The author carries on the tradition of Czech prose from the working-class district of Žižkov in Prague. She brings 1980s Žižkov to life with a wealth of characters who have their own micro-stories: secret policemen, prostitutes, currency speculators, as well as children and abused animals – at one point they were all part of this district for the poor and marginalized, who spoke the language of the tenements. The main characters are schoolchildren from one class, on the threshold of adulthood, but at the same time on the margins of society. The novella portrays the difficult period towards the end of the communist regime through their eyes and voices.
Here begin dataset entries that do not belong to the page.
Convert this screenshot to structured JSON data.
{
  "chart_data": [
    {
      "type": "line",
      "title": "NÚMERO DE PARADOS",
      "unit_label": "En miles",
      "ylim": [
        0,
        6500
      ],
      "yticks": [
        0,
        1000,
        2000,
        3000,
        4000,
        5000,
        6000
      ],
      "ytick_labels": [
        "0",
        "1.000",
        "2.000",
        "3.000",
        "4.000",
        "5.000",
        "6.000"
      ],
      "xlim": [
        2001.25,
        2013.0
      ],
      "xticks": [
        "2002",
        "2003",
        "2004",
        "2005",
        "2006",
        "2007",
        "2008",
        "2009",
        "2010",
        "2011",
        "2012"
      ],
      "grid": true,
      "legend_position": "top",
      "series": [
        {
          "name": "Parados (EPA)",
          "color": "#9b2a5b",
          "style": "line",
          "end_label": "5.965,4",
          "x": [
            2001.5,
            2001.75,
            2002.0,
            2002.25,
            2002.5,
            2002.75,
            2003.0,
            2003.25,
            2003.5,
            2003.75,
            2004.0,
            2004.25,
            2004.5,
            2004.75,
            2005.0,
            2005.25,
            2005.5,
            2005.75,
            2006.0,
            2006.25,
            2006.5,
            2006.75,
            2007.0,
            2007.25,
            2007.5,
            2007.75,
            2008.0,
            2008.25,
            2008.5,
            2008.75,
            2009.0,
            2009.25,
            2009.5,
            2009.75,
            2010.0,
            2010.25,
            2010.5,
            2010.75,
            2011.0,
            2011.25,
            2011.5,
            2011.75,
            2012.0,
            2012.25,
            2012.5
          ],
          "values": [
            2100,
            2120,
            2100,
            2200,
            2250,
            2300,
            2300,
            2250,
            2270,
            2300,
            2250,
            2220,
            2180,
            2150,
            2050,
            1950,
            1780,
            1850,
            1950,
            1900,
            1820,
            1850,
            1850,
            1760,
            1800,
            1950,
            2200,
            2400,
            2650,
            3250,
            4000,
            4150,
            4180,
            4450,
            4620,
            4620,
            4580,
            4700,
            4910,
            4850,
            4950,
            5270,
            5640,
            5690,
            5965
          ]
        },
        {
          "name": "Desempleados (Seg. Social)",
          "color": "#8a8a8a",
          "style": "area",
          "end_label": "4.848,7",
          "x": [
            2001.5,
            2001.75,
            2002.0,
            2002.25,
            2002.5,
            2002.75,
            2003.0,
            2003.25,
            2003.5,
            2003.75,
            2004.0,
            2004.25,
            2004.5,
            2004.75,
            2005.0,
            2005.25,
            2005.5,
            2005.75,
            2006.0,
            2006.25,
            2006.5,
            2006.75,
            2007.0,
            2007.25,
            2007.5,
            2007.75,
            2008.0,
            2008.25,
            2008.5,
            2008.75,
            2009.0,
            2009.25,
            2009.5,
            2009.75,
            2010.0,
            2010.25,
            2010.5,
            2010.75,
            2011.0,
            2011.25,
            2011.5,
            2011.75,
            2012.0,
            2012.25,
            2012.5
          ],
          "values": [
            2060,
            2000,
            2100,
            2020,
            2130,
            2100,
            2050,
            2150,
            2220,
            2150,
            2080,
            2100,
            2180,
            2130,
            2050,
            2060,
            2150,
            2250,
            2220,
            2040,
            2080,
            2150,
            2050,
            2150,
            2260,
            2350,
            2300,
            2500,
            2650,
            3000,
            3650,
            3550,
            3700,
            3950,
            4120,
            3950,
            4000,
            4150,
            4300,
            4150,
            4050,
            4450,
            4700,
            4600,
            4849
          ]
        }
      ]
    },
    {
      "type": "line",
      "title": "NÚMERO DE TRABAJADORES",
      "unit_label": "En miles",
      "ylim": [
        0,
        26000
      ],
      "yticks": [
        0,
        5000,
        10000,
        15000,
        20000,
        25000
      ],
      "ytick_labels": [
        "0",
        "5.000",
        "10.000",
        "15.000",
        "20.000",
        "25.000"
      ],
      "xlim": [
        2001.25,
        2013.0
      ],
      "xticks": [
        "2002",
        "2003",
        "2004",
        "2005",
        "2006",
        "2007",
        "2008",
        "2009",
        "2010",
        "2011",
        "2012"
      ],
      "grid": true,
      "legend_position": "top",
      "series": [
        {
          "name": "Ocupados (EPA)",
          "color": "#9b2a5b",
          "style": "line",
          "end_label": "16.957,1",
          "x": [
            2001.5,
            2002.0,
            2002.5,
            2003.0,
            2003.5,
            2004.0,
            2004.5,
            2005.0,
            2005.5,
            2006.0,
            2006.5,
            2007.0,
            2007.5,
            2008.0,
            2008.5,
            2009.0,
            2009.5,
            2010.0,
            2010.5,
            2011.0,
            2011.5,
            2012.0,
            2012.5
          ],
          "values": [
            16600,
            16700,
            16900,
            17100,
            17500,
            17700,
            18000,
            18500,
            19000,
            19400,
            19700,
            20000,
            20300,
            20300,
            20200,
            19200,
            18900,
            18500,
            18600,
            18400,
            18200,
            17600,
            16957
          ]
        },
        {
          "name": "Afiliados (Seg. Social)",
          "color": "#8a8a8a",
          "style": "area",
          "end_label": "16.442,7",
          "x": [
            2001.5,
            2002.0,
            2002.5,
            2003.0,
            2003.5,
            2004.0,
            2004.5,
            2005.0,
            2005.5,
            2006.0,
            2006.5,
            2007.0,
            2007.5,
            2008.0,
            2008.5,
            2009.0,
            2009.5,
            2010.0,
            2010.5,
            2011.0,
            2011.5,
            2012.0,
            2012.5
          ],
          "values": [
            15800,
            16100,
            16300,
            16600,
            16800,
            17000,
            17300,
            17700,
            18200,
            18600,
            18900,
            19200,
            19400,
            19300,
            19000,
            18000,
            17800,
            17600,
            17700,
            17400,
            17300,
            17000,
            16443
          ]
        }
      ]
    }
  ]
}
“The Normalization jungle is ruled by predators who prey on the defenceless. The atmosphere is enhanced by the Prague slang used by both the characters and the narrator. And this language has been precisely observed, just as life in Žižkov during this period of great upheaval has been precisely captured.”
“Bohatá evokes the atmosphere of growing up in an area which is very far from harmonious, where latent as well as overt violence are constantly present.”
About the author:
Simona Bohatá (1965) is a novelist and writer of song lyrics. She studied at a secondary school specializing in economics and then graduated from the Ježek Conservatory in lyrics and screenwriting. She grew up in the Prague district of Žižkov in the 1980s, which is the setting for her novel Všichni sou trapný (They’re All So Lame, 2019). She described her childhood and adolescence in her debut work Máňa a my druzí (Máňa and the Rest of Us, 2017). She lives in a small village near Jindřichův Hradec.